The world’s biggest hedge fund manager recorded net inflows of $3.7 billion for the quarter, based on sales of $9.0 billion and redemptions of $5.3 billion, according to a company statement.
Man’s recently launched open-ended onshore AHL fund in Japan now manages $2.3 billion.
The first quarter results seemed to validate Man’s $1.6 billion acquisition of GLG in 2010—the group says revenue synergies from the acquisition include $1.0 billion from an emerging markets currency product in Japan and $400 million from the first guaranteed product blend, the Man IP 220 GLG.
Challenging market conditions reduced the value of Man’s funds by $1.1 billion during the quarter and its flagship computer-driven AHL fund was down 0.6% in the period, and 12% from peak on a weighted average basis.
Among the GLG funds, Man says European long/short and European distressed styles had positive performance in the period and global macro and other long/short strategies were negative.
Said Man CEO Peter Clarke:
“We are pleased to be reporting strong net inflows from investors over the last quarter. Following the successful integration of GLG at the end of 2010, we are seeing revenue synergies building, with investor flows into AHL, GLG strategies, and combination products.

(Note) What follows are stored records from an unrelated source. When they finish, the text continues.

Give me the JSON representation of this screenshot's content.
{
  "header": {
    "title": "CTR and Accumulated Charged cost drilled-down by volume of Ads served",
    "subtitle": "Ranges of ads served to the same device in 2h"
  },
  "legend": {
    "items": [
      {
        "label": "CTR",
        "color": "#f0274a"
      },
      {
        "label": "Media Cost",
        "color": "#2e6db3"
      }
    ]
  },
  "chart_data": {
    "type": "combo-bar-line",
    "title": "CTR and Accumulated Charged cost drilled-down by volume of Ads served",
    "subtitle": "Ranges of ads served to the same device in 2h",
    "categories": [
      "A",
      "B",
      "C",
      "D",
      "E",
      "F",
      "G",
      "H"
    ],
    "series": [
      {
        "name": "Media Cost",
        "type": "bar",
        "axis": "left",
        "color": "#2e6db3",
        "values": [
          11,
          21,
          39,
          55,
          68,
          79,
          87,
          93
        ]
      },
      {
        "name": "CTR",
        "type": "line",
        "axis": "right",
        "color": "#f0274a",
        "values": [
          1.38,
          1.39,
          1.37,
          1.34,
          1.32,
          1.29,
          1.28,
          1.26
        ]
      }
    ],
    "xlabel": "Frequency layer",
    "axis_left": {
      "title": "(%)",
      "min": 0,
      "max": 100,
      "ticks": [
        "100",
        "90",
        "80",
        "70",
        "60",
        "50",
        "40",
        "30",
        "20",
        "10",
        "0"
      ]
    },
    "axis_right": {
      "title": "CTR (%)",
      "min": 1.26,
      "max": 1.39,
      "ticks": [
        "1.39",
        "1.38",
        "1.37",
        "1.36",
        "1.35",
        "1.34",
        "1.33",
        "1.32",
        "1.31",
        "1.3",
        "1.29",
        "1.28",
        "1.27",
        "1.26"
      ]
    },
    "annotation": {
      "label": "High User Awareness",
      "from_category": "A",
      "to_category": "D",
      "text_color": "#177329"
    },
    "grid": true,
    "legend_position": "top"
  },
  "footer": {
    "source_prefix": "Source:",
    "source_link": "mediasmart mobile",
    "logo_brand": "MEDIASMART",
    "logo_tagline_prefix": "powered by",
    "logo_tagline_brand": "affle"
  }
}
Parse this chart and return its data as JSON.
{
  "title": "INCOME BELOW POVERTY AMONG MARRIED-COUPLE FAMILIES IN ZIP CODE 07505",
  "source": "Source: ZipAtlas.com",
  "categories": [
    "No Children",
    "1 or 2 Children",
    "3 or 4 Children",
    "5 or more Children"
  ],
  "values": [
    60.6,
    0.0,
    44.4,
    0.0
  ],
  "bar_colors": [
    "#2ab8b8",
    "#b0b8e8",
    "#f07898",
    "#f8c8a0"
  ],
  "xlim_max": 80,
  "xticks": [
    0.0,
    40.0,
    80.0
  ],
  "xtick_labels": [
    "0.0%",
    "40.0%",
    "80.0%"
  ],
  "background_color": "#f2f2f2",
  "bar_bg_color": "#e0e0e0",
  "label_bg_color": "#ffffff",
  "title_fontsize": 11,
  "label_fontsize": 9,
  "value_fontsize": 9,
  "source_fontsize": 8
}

“Current markets are creating challenging performance conditions for most asset classes, and our assumption is that investor sentiment will remain patchy over the summer months. The combination of our broad range of liquid investment styles, ability to craft portfolio solutions for investors, and the wide geography of our franchise, is a key advantage in these markets."
Man’s assets have returned to 2008 levels, after having slipped below $40 billion last year.